Янссон вперился в нее взглядом, дернул плечом, и в глазах у него мелькнула чуть заметная улыбка. Губы снова презрительно скривились.
– Со временем Ларс Винге понял, что с Гуниллой что-то не так, – продолжала София. – И начал свое расследование против начальницы. Материал с камер и микрофонов, которые Гуннила велела ему установить в моем доме, он использовал против нее. Постепенно картина для него прояснялась: Гунилла и ее группа занимались вымогательством денег. Винге вышел на тебя, Томми Янссона, начальника Гуниллы. Он передал тебе доказательства, которые успел собрать. Доверился тебе.
Томми сохранял невозмутимость. Он лишь бегло взглянул на наручные часы.
– Ларс Винге передал тебе сумку. То, что в ней было, со всей наглядностью демонстрировало, чем занималась твоя коллега Гуннила на протяжении нескольких лет. Ты, конечно, сильно удивился, потому что не имел обо всем этом ни малейшего понятия. Вероятно, ты даже почувствовал себя обманутым, да, Томми?
Лицо Янссона омрачилось, и взгляд стал непроницаемым. Он поскреб пальцами щеку, а потом подбородок – до боли.
– Я знаю твои проблемы, Томми, – добавила Бринкман. – Твоя жена Моника больна БАС. Тогда ее состояние ухудшилось. Нужно было срочно раздобыть денег, много денег. Ты ведь надеялся, что они ее спасут?
Мужчина скрестил на груди руки.
– Ты сделал свой выбор Томми, – продолжала София. – Ты делал его несколько раз, снова и снова, пока окончательно не вышел на новую дорогу.
Глаза Янссона чуть заметно сверкнули.
– Не знаю, как там у вас получилось. Возможно, вы с Гуниллой поехали к Винге домой вместе. Или кто-то из вас появился у него раньше, а другой потом, – предположила Бринкман. – Но в конечном итоге ты застрелил их обоих. И представил дело так, будто Винге убил начальницу, а потом покончил собой.
Руки на груди Томми чуть сдвинулись вверх.
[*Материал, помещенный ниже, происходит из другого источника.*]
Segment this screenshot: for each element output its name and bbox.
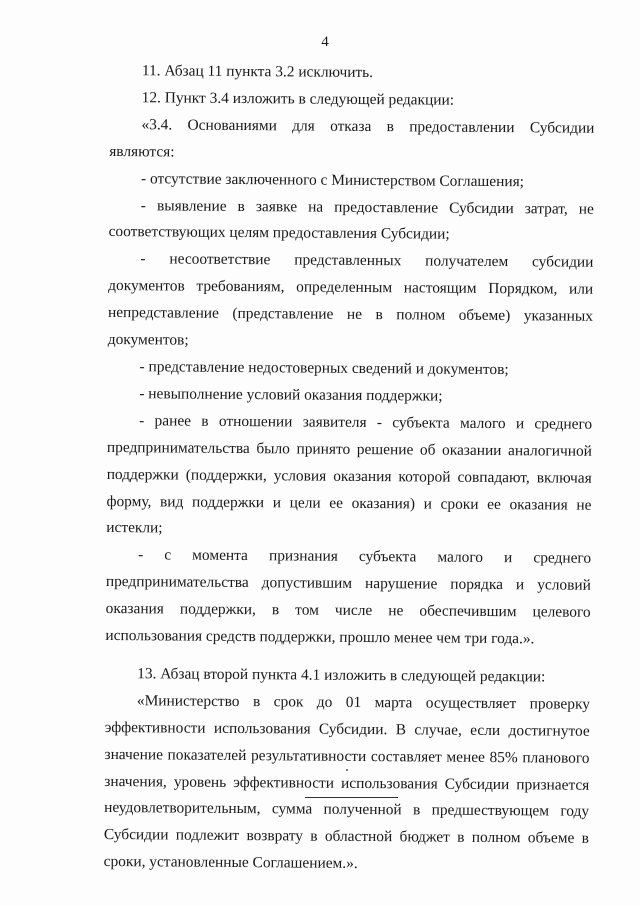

– Ты закончила? – спросил он.
– Ты прибрал к рукам большие деньги – всё, что удалось собрать Гунилле за эти несколько лет, – спокойно продолжала София. – Ты перевел их с иностранных счетов. По большей части себе, но делал и крупные перечисления в некоторые медицинские учреждения, где занимаются исследованиями БАС. Это притом, что твоей жене уже ничто не могло помочь. Правда, кроме нее, ты пытался спасти себя. Поэтому убивал всех, кто мог тебя хоть в чем-нибудь заподозрить.
Тишина.
Похоже, Томми терял контроль над ситуацией – София видела это. Его руки лежали на подлокотниках кресла, и это выглядело не вполне естественно. Янссон показал пальцем на дверь:
– Там твои коллеги, да? Жаждущие крови преступного полицейского…
Он попытался улыбнуться – не получилось. Руки снова скрестились у него на груди.
– Чего ты хочешь? – прошептал Томми. В уголках его губ выступила слюна.
София выждала несколько секунд, прежде чем ответить:
– Я хочу, чтобы ты выследил Гектора Гусмана и Арона Гейслера. Сделай это как полицейский, объяви международный розыск. Пусть все будет по закону.
Янссон удивленно посмотрел на женщину.
– И что дальше?
– Посади их за решетку.
– Вот как?
– Ты ведь ведешь расследование? Закончи его. Сорви аплодисменты и живи как честный человек.
– Но у меня ничего нет против Гусмана. Ничего определенного, во всяком случае.
– Я помогу тебе.
Томми внимательно следил за лицом собеседницы.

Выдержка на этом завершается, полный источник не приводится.